Parmi les rendez-vous enthousiasmants de la 27e éditon de Suresnes Cités Danse qui s’est achevée le 3 février, cette programmation Rencontres hip hop a rassemblé un trio de chorégraphes, Anthony Égéa, Junior Bosila et Mickaël le Mer, tous trois habitués du festival. Une manière de mettre en lumière un travail exigeant qui questionne trois formes chorégraphiques : le solo, le duo et la pièce pour plusieurs interprètes. Trois expressions d’un hip hop entreprenant les femmes tirent leurs épingles du jeu autant que les hommes !

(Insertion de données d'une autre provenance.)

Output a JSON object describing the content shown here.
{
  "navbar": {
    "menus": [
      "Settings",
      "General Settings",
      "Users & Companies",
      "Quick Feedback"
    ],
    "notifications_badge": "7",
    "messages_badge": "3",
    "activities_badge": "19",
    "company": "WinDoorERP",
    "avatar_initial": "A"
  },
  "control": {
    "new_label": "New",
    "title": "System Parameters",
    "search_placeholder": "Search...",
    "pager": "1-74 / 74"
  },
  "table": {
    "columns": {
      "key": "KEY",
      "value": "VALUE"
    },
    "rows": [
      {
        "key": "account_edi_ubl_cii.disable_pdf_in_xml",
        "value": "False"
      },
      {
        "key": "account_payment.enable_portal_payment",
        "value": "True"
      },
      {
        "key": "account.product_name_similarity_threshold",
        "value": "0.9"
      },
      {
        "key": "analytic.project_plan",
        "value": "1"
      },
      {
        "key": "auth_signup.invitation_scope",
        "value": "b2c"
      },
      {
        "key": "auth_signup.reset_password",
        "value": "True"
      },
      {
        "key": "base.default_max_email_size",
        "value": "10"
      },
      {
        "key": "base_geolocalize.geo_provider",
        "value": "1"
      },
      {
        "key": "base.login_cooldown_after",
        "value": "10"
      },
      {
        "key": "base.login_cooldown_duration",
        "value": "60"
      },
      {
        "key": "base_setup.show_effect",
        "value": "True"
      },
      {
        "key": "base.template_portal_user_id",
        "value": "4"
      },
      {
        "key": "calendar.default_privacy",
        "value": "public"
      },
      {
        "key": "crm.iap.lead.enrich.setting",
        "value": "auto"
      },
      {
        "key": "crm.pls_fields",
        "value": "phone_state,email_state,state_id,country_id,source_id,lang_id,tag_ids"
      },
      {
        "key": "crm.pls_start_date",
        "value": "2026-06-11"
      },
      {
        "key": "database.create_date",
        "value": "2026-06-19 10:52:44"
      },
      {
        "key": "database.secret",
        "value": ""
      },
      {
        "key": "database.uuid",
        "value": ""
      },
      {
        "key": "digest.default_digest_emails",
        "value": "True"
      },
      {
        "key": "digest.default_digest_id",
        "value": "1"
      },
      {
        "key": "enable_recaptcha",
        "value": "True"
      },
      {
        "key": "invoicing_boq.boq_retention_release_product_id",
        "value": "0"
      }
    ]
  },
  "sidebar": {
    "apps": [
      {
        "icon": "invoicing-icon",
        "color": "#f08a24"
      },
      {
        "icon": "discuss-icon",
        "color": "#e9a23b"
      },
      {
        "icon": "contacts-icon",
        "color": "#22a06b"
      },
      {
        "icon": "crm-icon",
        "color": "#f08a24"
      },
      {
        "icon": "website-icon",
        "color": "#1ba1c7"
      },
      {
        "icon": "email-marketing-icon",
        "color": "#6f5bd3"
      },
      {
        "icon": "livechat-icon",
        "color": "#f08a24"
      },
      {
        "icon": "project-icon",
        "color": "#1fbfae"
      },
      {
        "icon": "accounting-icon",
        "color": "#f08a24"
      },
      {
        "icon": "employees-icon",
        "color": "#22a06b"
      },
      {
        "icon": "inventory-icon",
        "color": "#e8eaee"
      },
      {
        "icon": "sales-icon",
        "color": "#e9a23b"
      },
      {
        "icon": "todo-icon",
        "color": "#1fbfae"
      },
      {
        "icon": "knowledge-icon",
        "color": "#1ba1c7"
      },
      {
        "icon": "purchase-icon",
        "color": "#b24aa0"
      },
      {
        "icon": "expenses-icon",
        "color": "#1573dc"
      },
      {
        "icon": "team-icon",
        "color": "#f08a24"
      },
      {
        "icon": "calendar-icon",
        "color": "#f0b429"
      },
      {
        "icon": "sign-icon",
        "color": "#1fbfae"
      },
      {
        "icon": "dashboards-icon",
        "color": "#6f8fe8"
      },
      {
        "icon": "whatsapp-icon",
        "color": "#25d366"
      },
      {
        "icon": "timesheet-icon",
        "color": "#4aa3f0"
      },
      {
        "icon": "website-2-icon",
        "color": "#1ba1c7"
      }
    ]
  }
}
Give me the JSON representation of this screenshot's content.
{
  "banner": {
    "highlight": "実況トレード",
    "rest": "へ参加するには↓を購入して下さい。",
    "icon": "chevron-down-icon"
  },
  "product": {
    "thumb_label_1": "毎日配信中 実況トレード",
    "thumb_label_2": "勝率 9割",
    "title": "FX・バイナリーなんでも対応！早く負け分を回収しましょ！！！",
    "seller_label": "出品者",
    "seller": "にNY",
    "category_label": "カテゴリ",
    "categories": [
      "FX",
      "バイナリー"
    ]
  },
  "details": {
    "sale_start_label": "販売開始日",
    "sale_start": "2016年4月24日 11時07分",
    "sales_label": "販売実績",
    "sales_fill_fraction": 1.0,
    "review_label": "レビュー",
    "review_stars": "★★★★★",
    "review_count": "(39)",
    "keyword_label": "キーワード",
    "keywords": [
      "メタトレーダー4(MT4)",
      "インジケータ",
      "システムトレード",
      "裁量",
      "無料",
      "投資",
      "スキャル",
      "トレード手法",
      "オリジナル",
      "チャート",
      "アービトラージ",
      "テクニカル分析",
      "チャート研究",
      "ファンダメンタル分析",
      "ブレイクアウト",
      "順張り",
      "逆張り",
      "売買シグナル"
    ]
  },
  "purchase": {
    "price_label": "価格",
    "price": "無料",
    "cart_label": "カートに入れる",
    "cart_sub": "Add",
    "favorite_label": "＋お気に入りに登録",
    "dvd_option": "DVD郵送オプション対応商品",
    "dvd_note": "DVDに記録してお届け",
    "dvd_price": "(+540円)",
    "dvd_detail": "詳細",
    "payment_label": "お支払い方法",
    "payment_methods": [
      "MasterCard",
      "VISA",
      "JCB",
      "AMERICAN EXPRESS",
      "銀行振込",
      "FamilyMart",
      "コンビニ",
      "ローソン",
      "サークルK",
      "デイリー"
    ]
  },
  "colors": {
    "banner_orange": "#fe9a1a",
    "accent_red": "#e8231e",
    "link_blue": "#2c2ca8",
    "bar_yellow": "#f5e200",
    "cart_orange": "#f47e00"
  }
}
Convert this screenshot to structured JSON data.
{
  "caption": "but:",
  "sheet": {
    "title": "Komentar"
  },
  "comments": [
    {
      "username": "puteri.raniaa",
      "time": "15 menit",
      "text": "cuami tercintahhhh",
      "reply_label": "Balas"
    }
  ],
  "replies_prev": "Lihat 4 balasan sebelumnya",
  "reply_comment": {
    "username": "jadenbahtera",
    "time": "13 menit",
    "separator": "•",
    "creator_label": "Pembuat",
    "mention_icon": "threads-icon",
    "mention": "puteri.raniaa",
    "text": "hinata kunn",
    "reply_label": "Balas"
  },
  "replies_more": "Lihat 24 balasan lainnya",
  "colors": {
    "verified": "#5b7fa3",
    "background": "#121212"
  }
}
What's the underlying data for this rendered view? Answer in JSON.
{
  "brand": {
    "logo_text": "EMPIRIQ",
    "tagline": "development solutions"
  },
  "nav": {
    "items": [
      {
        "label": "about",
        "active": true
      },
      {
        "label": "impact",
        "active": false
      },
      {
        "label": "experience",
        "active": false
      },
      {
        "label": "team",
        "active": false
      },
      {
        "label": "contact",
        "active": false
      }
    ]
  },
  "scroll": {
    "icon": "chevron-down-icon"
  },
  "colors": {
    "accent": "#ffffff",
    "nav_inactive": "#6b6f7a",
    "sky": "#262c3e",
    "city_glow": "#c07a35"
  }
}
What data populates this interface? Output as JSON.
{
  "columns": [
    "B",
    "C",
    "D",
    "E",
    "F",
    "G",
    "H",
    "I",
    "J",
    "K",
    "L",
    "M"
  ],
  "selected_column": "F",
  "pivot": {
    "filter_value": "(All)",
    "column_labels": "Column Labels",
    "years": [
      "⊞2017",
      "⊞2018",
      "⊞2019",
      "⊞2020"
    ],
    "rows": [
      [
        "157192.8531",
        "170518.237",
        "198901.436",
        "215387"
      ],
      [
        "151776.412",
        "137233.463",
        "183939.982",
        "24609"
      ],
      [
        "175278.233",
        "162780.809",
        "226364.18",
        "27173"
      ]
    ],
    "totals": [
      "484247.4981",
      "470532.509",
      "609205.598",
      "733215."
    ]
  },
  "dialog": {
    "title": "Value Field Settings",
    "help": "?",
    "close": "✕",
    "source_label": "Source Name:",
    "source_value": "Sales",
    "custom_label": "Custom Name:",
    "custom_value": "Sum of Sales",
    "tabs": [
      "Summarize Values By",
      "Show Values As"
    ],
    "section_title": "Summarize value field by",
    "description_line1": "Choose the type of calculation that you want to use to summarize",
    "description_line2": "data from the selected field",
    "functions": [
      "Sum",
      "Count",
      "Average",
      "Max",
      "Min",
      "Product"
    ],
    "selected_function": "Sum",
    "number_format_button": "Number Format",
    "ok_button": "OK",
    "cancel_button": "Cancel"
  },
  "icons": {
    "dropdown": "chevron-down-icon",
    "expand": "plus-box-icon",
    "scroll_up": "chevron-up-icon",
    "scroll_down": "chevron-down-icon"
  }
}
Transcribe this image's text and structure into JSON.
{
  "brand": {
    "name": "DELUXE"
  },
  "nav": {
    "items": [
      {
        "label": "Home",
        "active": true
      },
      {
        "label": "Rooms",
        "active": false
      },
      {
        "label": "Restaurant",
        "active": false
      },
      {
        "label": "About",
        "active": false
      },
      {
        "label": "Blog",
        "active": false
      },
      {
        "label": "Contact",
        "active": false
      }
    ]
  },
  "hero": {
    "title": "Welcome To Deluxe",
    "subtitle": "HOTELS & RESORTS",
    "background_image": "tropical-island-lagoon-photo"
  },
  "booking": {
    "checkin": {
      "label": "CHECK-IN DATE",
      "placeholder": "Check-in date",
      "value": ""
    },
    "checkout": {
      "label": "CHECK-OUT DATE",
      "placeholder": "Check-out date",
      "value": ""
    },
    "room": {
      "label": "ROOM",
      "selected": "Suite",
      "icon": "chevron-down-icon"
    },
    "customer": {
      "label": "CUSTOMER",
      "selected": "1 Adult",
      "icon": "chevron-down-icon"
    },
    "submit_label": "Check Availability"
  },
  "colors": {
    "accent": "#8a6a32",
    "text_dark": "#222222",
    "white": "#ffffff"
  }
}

Soli2 – Anthony Égéa (photo de répétitions)

En plus de présenter sa dernière création Muses, Anthony Égéa a été convié par Olivier Meyer, directeur artistique du festival, à reprendre sa pièce emblématique Soli2, créée en 2005 par la danseuse Émilie Sudre. Pour cette reprise, le chorégraphe a choisi de donner les clefs à Émilie Schram, autre interprète avec laquelle il chemine depuis quelque temps. Rude mission que de se glisser dans les traces de la première Émilie dont l’interprétation audacieuse a imprégné les mémoires. Il est vrai qu’il y a quatorze ans, cette irruption de la féminité sur une scène hip hop très masculine ne s’était pas faite sans fracas.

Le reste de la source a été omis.